Is there data for all types of editors including anonymous editors?


Data Loading


How is this data gathered: public data from labs

Sqoop job runs in 1003 (although that might change, check puppet) and thus far it logs to: /var/log/refinery/sqoop-mediawiki.log

How is this data gathered: ad-hoc private replicas

Let's go over how to run this process for ad-hoc private replicas (which we do once in a while to be able to analyze editing data that's not public).

  1. Keep in mind that after you do the next step, the following job will trigger automatically if the _SUCCESS flags are written and the Oozie datasets are considered updated: https://github.com/wikimedia/analytics-refinery/tree/master/oozie/mediawiki/history/denormalize
  2. Run the same cron that pulls from labs replicas but with the following changes:
    • $wiki_file = '/mnt/hdfs/wmf/refinery/current/static_data/mediawiki/grouped_wikis/prod_grouped_wikis.csv'
    • $db_host = 'analytics-store.eqiad.wmnet'
    • $db_user = 'research'
    • $db_password_file = '/user/hdfs/mysql-analytics-research-client-pw.txt'
    • $log_file = '/var/log/refinery/sqoop-mediawiki-<<something like manual-2017-07_private>>.log'
    • For the command itself:
      • --job-name sqoop-mediawiki-monthly-<<YYYY-MM>>_private
      • --snapshot <<YYYY-MM>>_private
      • --timestamp <<YYYY(MM+1 in MM format (so 08 if you're doing the 07 snapshot))>>01000000 (eg 20170801000000)
      • remove --labsdb

IMPORTANT NOTE: After this sqoop is done, you'll probably want to run the mediawiki reconstruction and denormalization job.

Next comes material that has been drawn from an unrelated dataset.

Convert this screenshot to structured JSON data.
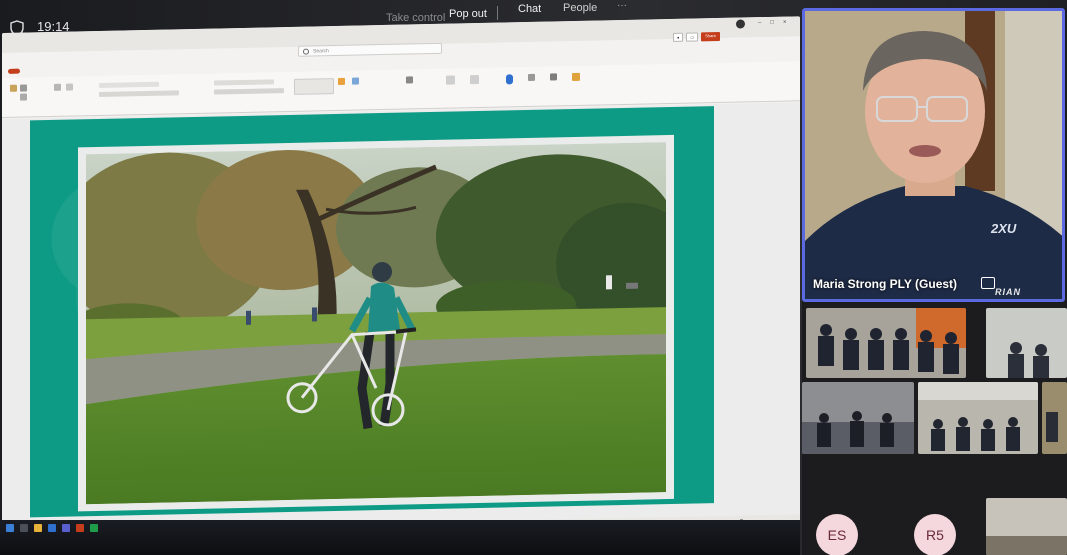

To do this, you'll need to do three things:

  • Put the _SUCCESS flag in all
  • Run the oozie job with the _private suffix as implemented in this change: https://gerrit.wikimedia.org/r/#/c/370322/
  • IMPORTANT: Copy the latest project_namespace_map snapshot to the same folder + _private because the spark job requires this, despite the correct path being configured on the oozie job. This is probably a small bug that we can fix if we end up running more than a handful of private snapshots.